Subject: [fem-women2000 698] FWD: WCAR: Double Discrimination: Women and Race
From: Makoto TERANAKA <>
Date: Mon, 03 Sep 2001 19:17:13 +0900
Seq: 698

Forward to

Date: Mon, 03 Sep 2001 11:18:35 +0800
>From: Kathy Clarin <>
Subject: WCAR Update 17 from Isis International-Manila

Double Discrimination: Women and Race
by Sonia Randhawa

The Dominican Republic shares the island of Hispaniola with Haiti. The 
slightly better off Dominican Republic has a native Haitian population, but 
also houses a shifting population of migrant workers from Haiti that works 
on the sugar cane plantations. According to information presented at a 
"'Women at the Intersection of Racism and Other Oppressions: A Human Rights 
Hearing', both men and women suffer discrimination.

Women, however, face double discrimination, according to the testimony 
presented by Solange Pierre, once due to race and once due to gender. This 
double discrimination, termed "'intersectionality', affects those who are 
discriminated against in more than one way. The hearing from women 
delegates from various communities at the NGO Forum on the World Conference 
Against Racism in Durban was a series of vivid examples of women who suffer 
disproportionately because of a mixture of racism and gender discrimination.

Solange Pierre told how her first experience of racism came at nine years 
of age, when she was kicked out of national day celebrations, as Haitians 
have no place in such celebrations. Nationalism is equated with 
anti-Haitianism. Doctors who help Haitian mothers bear children are fined. 
Haitian children are not allowed to attend school. She told tales of 
vicious rape, a mother forced to abandon her two young children, one aged 
15 days, the other aged two years. The younger child died, while the 
two-year old went missing. The mother, a human rights activist, ended up in 
a mental institution.

In another incident, 50 migrant workers illegally coming into Haiti were 
stopped by the police. Solange told their story.

"The people who were sneaking these migrants into the country, they tried 
to run away. At that point, the military started shooting at the bus and 
they kept on shooting and shooting. And among this group of the victims, 
there were two pregnant women, one of whom was seven months pregnant. The 
woman kept screaming, "'Please, I'm pregnant, please'. And she asked him to 
please protect her. Then he looked at her and he shot her stomach and said 
"'Finally we have eliminated another Haitian'."
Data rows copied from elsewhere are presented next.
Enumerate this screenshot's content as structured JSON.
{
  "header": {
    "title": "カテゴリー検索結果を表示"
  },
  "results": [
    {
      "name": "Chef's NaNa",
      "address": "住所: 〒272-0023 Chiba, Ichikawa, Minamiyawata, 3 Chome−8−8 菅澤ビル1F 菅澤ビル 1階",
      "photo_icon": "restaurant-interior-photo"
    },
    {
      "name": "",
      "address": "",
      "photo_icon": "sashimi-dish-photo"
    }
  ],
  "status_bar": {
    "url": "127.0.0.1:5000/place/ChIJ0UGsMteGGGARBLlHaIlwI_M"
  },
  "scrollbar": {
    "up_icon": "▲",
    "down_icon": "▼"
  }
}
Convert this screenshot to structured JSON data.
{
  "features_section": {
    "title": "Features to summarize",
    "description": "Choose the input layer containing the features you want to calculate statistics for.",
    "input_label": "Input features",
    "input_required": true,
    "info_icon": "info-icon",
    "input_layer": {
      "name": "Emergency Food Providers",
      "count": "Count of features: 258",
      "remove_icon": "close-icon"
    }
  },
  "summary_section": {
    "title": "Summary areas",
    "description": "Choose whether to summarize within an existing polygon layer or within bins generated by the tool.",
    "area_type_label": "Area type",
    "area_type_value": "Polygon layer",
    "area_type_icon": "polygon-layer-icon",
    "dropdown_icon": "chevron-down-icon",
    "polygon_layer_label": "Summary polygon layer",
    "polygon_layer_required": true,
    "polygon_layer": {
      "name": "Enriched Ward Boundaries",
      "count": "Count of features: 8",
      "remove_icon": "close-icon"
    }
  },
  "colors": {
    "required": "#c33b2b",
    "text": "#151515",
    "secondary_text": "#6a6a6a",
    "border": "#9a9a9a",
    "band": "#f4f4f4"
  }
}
Other cases of double discrimination were reported.

Roma, often termed gypsies, are still a little understood community. Roma 
number 12 million globally, with 700,000 believed to be in Serbia. The 
majority is illiterate. They marry and die young, living isolated from the 
rest of society, unable to fill out official forms, use public transport or 
make their way round urban areas outside Roma settlements.

But the Roma women, according to Vera Kurtic and Slavica Vasic, both Roma 
women themselves, suffer a double discrimination, once due to their race 
and once due to their gender.

Slavica, for example, related the story of Sevdija, who was sold by her 
parents at the age of 13, married to an alcoholic three years older than 
her. She was pregnant at 14. When the time came for her first child to be 
born, she was sent away from the first hospital she approached. She was 
accepted at the second hospital she approached. During labour, however, the 
mid-wife started screaming at her, telling her to shut up, that she had 
enjoyed having sex, so shouldn't be screaming now. Racism and sexism 
combined to ensure that Sevdija delivered her next four children at home.

Vera explained that child marriages and discrimination against women are 
considered necessary. Gender discrimination is told to take a back seat 
until the problems caused by racial discrimination can be solved.

The problem of double discrimination, or intersectionality, is faced by 
women, in different forms, across the world. Women from the US, Malaysia, 
Nepal and the Congo told their stories, each one pointing to the need for 
women's issues to be addressed alongside the issues of racism.